What more logical person to invite to sing in Peekskill than Paul Robeson, the world-renowned opera singer. Robeson, a black man, had sung the lead role of the Moor, in Othello at the Met. An ardent Communist, he also sang in Moscow. This triggered the infamous Robeson riots, whose fires lit up the nighttime sky that we saw from our cottage.
Mohegan, a 59 minutes ride by train to Manhattan, was mainly a semi-rural summer community back then. When my father retired, they winterized the place and added a living room that I dubbed the ‘New York City room’ because they filled it with furniture from their 4-room apartment and then rarely used it. By the time my parents sold their Mohegan home in the late 1990s, and moved into senior living a mile from my home in Brookline MA, it was a year-round place. We decided to take the short detour and visit the old homestead. Len knew it well from many visits there.
I looked it up on Google maps and video, so I knew a different house was there now. We drove up, parked, and I rang the doorbell. A man around 60 opened the door. “Hello. Can I help you?” “I grew up in this house. I used to live here.” “Are you a Davis?” “Yes. You must have bought it from my parents.” “Indeed we did.” That was all that was needed, the spark that started an hour and a half visit.

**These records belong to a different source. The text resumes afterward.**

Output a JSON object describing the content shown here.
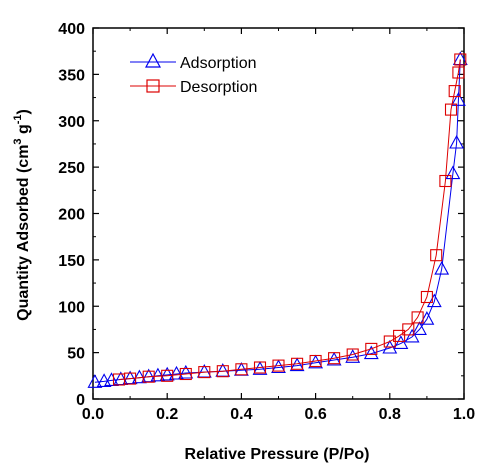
{
  "chart_data": {
    "type": "line",
    "xlabel": "Relative Pressure (P/Po)",
    "ylabel_parts": [
      "Quantity Adsorbed (cm",
      "3",
      " g",
      "-1",
      ")"
    ],
    "xlim": [
      0.0,
      1.0
    ],
    "ylim": [
      0,
      400
    ],
    "x_ticks": [
      0.0,
      0.2,
      0.4,
      0.6,
      0.8,
      1.0
    ],
    "x_tick_labels": [
      "0.0",
      "0.2",
      "0.4",
      "0.6",
      "0.8",
      "1.0"
    ],
    "y_ticks": [
      0,
      50,
      100,
      150,
      200,
      250,
      300,
      350,
      400
    ],
    "y_tick_labels": [
      "0",
      "50",
      "100",
      "150",
      "200",
      "250",
      "300",
      "350",
      "400"
    ],
    "grid": false,
    "legend_position": "top-left",
    "series": [
      {
        "name": "Adsorption",
        "color": "#0000ee",
        "marker": "triangle",
        "points": [
          [
            0.005,
            18
          ],
          [
            0.03,
            19
          ],
          [
            0.05,
            20
          ],
          [
            0.075,
            21
          ],
          [
            0.1,
            22
          ],
          [
            0.125,
            23
          ],
          [
            0.15,
            24
          ],
          [
            0.175,
            25
          ],
          [
            0.2,
            26
          ],
          [
            0.225,
            27
          ],
          [
            0.25,
            28
          ],
          [
            0.3,
            29
          ],
          [
            0.35,
            30
          ],
          [
            0.4,
            31
          ],
          [
            0.45,
            32
          ],
          [
            0.5,
            34
          ],
          [
            0.55,
            36
          ],
          [
            0.6,
            39
          ],
          [
            0.65,
            42
          ],
          [
            0.7,
            45
          ],
          [
            0.75,
            49
          ],
          [
            0.8,
            55
          ],
          [
            0.83,
            60
          ],
          [
            0.86,
            67
          ],
          [
            0.88,
            75
          ],
          [
            0.9,
            86
          ],
          [
            0.92,
            105
          ],
          [
            0.94,
            140
          ],
          [
            0.97,
            243
          ],
          [
            0.98,
            276
          ],
          [
            0.985,
            322
          ],
          [
            0.99,
            366
          ]
        ]
      },
      {
        "name": "Desorption",
        "color": "#dd0000",
        "marker": "square",
        "points": [
          [
            0.99,
            366
          ],
          [
            0.985,
            352
          ],
          [
            0.975,
            332
          ],
          [
            0.965,
            312
          ],
          [
            0.95,
            235
          ],
          [
            0.925,
            155
          ],
          [
            0.9,
            110
          ],
          [
            0.875,
            88
          ],
          [
            0.85,
            75
          ],
          [
            0.825,
            68
          ],
          [
            0.8,
            62
          ],
          [
            0.75,
            54
          ],
          [
            0.7,
            48
          ],
          [
            0.65,
            44
          ],
          [
            0.6,
            41
          ],
          [
            0.55,
            38
          ],
          [
            0.5,
            36
          ],
          [
            0.45,
            34
          ],
          [
            0.4,
            32
          ],
          [
            0.35,
            30
          ],
          [
            0.3,
            29
          ],
          [
            0.25,
            27
          ],
          [
            0.2,
            25
          ],
          [
            0.15,
            24
          ],
          [
            0.1,
            22
          ],
          [
            0.07,
            21
          ]
        ]
      }
    ]
  }
}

Al and his wife Lisa took Len, Zuli and me on a detailed tour. We talked about the grounds. How they had to cut down many of the trees that were big, old and dangerous because they were too close to the house. My father and I planted one of those as a sapling our first summer there. How they cleared bush and expanded the backyard. How he was a carpenter and contractor, so he did all the building additions himself. He added a second floor, a garage, a screened porch, and reshuffled many of the interior walls. Nevertheless, the old place was still knowable to Len and me. The best part of it was that those who bought it from my folks still lived there, and they hadn’t torn down the old place but instead built on it. Our modest home, the site of my wedding to Bobbi on the very day of my parents’ 50th wedding anniversary, still stood. Len had been about eight back then; now he is forty-five.
¬The house visit, as an end to the cemetery trip, pumped us up even more. It was icing on the cake of memory.